Each and every business has some operating expenditures and the sole proprietorship is not different at all. As long as the expenditures are "ordinary as well as necessary," in the parlance of Internal Revenue Service. Then you might claim these on the tax returns. In addition to the health insurance, typical deductions include the equipment, meals, charitable contributions, capital assets, entertainment, and travel.

In case you are running the business out of the home then you might make a claim for your home office deductions. Certain daily routine expenditures, just like the rent as well as the utilities, could be deductible. But, you should use this portion of the home exclusively for the business.

The Self-Employment Tax

In case you are running your own business then you are actually responsible for the self-employment taxes along with the regular income tax. The self-employment taxes are typically equal to Social Security and Medicare taxes which all of the employers as well as the workers need to pay in any case. 

While you are working for some employer then you just pay for the portion of taxes for your employee. And thus your employer actually pays for the other part. Just like the sole proprietor, you are actually required to give both the portion of the employer and the portion of the employee. You are generally permitted in order to take the tax deductions for half of the self-employment taxes too.

The Records and Audits

There is the IRS. It basically tends to take a quite close look at the tax returns. These tax returns are filed through the sole proprietors as this might be quite easy for blurring a line between the business as well as the personal expenditures. Even though, the business and the personal tax returns are typically combined together.

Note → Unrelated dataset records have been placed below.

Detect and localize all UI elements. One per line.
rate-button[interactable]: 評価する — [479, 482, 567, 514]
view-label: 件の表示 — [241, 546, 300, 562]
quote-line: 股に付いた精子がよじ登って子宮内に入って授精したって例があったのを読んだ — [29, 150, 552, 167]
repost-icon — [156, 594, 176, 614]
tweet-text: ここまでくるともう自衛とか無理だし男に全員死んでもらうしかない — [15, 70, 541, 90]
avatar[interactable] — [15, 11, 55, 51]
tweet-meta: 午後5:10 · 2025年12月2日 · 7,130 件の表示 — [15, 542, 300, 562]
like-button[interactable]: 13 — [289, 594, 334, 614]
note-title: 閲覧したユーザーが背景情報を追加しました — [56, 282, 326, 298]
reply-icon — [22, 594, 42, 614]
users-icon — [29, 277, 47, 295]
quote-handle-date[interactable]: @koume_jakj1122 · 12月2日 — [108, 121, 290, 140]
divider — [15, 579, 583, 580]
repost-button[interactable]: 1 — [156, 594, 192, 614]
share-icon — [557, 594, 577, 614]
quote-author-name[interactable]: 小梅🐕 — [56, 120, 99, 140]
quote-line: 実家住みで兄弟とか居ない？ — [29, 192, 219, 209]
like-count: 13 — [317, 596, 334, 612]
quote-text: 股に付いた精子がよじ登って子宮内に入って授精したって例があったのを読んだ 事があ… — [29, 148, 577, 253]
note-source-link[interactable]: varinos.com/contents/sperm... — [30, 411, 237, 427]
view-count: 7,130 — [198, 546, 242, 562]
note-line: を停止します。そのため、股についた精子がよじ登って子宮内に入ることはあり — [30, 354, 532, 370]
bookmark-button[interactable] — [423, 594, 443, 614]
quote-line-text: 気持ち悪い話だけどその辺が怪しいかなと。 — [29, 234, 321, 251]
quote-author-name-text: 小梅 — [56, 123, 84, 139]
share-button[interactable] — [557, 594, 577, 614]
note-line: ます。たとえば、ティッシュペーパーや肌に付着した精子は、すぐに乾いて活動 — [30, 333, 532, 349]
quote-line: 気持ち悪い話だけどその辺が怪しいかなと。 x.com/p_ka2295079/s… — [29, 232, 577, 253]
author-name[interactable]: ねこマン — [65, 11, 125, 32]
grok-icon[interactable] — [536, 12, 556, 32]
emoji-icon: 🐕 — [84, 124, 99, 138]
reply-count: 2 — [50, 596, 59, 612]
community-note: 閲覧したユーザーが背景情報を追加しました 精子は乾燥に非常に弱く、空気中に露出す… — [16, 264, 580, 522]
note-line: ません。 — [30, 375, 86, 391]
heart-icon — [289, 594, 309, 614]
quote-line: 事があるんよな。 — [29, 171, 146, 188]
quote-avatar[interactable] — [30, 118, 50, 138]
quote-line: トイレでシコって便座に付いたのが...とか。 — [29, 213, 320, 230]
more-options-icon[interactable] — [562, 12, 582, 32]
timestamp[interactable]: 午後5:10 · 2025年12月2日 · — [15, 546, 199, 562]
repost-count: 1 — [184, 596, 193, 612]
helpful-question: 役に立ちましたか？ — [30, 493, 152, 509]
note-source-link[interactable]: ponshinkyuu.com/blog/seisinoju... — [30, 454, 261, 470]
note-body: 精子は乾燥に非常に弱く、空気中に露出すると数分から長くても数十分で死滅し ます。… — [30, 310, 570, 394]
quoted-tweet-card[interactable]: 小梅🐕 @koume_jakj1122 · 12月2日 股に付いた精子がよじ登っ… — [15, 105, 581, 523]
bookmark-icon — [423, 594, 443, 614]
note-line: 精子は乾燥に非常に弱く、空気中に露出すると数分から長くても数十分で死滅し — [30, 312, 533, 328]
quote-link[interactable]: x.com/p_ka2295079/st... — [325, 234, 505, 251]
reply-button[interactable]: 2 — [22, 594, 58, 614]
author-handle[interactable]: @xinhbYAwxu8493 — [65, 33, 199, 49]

Hence the IRS is very much good for the accuracy. 

So, The IRS still expects you for keeping the accurate as well as the distinct business records. In case you are going to deduct the complete price of the computer, for instance, the IRS might want to see the records in order to prove that a computer is actually used for just different business purposes. And this computer is not used for any type of other purposes that are irrelevant to the particular business purposes.

In case your expenditures are more than your income then you might expect the additional IRS scrutiny, especially in case you have not turned the profit in at least 3 of the most current 5 years. You must not be afraid in order to take the deduction that you are in general legitimately entitled to, but it is necessary that you need to be sure in keeping the detailed records to assist the claims, especially your home office deduction.